The EAT (weekly LELR 744) agreed that the tribunal had directed itself properly in terms of the way it had separated the reason for dismissal from the protected disclosures. It was clear from the email sent to Ms Kong by the senior individuals who decided to dismiss her, that the principal reason was the way in which she had impugned Ms Harding’s professional integrity, not the protected disclosure.


Decision by Court of Appeal

The Court of Appeal agreed, holding that the tribunal was entitled to distinguish between the protected disclosure itself and conduct associated with making that disclosure, particularly if it was offensive, abusive or irresponsible.

In a case which “depends on identifying, as a matter of fact, the real reason that operated in the mind of a relevant decision-maker in deciding to dismiss …, common sense and fairness dictate that tribunals should be able to recognise such a distinction and separate out a feature (or features) of the conduct relied on by the decision-maker that is genuinely separate from the making of the protected disclosure itself”.
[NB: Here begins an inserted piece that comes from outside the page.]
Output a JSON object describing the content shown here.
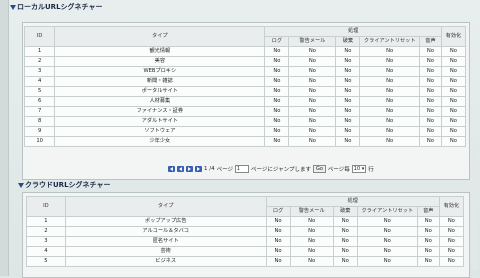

Although the "separability principle" was not a rule of law, the court was clear that tribunals have to be able to consider whether the reasons for the treatment were separate from the protected disclosure or so closely connected that they could not make a distinction. Otherwise, whistle-blowers would effectively have immunity for any behaviour they manifested, no matter how bad.

The court concluded therefore that: “The fact that the tribunal found that [Ms Kong] had not in fact behaved in a way which justified her dismissal [did] not mean that it was required to find that the dismissal decision was taken on the proscribed ground.”



Where a worker is involved in a whistleblowing dispute, it is common for there to be emotional pressures surrounding the events. Workplace relationships can also become strained. However, this case shows it is important for the worker to ensure their own conduct, and the manner in which they go about raising their complaint, does not place them at risk of dismissal. Following this case, employers defending such claims are likely to try and separate the worker’s conduct from the disclosure itself.